Während der Operation nimmt der Roboter, das sogenannte Symani Surgical System, die menschlichen Bewegungen der Hände über ein elektromagnetisches Feld und Joysticks auf. Die Bewegungen des Operateurs führt der Roboter mit einer bis zu 20-fachen Verkleinerung über winzige Instrumente aus. Mit dem Operationsroboter ist ein robotisches Mikroskop der Firma BHS Technologies verbunden, das das Operationsfeld über ein „3D Augmented Reality Headset“ mit zwei hochauflösenden Monitoren darstellt. Dabei handelt es sich um ein sogenanntes binokulares Headset, das in der Lage ist, die reale Welt mit virtuellen Informationen zu kombinieren. So werden die Kopfbewegungen des Chirurgen erfasst und auf den Roboter übertragen, sodass auch komplizierte Blickwinkel auf den zu operierenden Bereich möglich sind. Zusätzlich kann der Operateur über Kopfgesten verschiedene Menüs ansteuern und Funktionen des Roboters ausführen, ohne dabei die Hände zu benutzen.

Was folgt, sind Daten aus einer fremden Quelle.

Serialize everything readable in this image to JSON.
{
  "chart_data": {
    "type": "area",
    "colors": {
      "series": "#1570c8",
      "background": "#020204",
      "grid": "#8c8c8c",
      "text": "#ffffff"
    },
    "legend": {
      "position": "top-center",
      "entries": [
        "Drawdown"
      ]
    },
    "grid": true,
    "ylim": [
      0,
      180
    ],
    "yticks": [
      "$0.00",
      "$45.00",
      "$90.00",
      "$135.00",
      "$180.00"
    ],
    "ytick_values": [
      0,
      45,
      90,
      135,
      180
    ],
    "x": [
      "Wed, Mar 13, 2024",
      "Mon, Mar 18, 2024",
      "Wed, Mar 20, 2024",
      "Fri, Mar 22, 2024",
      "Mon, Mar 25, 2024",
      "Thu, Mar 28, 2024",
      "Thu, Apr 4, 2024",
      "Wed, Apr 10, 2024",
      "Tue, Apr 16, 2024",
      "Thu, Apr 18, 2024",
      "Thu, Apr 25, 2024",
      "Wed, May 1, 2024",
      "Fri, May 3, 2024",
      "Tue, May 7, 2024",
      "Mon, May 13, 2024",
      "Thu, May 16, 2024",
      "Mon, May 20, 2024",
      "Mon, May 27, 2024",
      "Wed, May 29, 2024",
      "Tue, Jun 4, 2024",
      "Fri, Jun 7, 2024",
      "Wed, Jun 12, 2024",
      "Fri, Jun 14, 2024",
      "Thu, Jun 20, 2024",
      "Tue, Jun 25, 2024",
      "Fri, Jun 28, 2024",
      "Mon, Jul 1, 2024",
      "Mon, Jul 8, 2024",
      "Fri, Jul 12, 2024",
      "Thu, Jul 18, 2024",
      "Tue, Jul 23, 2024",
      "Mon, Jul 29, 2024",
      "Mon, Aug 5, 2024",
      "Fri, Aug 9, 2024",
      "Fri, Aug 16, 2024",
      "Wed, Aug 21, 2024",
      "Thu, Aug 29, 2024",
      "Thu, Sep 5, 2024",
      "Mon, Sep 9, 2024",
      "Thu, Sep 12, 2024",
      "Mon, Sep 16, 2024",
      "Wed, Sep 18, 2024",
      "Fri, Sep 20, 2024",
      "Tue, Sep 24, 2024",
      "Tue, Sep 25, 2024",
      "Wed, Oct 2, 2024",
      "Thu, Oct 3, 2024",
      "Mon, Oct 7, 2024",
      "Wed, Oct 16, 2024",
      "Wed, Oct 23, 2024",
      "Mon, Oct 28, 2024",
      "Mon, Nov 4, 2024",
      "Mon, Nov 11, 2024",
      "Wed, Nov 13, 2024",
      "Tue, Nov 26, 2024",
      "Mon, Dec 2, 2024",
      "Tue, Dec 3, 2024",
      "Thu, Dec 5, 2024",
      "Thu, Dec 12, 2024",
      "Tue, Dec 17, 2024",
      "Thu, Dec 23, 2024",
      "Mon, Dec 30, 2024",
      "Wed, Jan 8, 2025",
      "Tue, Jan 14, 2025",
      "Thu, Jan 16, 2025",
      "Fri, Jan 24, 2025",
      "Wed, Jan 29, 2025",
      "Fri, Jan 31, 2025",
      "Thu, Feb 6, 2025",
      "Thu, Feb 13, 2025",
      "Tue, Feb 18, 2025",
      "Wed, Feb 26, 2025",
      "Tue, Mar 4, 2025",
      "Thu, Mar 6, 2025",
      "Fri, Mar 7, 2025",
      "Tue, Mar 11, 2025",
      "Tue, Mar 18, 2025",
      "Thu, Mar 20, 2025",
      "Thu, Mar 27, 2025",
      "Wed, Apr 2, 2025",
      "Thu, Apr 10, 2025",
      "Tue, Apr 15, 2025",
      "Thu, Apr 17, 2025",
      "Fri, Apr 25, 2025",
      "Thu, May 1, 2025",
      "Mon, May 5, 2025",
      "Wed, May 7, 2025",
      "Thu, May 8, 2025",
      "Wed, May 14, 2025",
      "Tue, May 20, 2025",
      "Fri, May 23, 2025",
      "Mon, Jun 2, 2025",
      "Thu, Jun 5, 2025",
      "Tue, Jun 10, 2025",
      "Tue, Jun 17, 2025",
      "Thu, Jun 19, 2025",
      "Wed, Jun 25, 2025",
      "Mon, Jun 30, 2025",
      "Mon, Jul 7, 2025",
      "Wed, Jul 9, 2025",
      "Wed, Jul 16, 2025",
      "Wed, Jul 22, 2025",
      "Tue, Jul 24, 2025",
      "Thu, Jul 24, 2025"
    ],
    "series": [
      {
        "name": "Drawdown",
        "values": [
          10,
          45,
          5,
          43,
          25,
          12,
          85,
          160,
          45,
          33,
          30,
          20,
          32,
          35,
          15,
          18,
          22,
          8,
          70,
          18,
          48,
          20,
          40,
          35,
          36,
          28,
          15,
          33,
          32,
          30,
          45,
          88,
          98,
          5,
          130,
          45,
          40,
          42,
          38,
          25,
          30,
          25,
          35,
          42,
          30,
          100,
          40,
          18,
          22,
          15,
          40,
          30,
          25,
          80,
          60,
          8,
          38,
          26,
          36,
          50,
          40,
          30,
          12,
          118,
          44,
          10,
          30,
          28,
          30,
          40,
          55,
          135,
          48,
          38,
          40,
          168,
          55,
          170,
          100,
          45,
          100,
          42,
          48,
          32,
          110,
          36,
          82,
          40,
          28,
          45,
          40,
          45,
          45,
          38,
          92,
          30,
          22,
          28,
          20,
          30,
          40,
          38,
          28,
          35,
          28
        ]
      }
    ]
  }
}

Mit dem Verfahren können die Mikrochirurgen feinste anatomische Strukturen miteinander verbinden – beispielsweise bei Brustrekonstruktionen oder nach Unfällen, bei denen Patienten Gewebetransplantate benötigen. Darüber hinaus schützt diese Operationstechnik den Operateur vor Ermüdung und Rückenbeschwerden.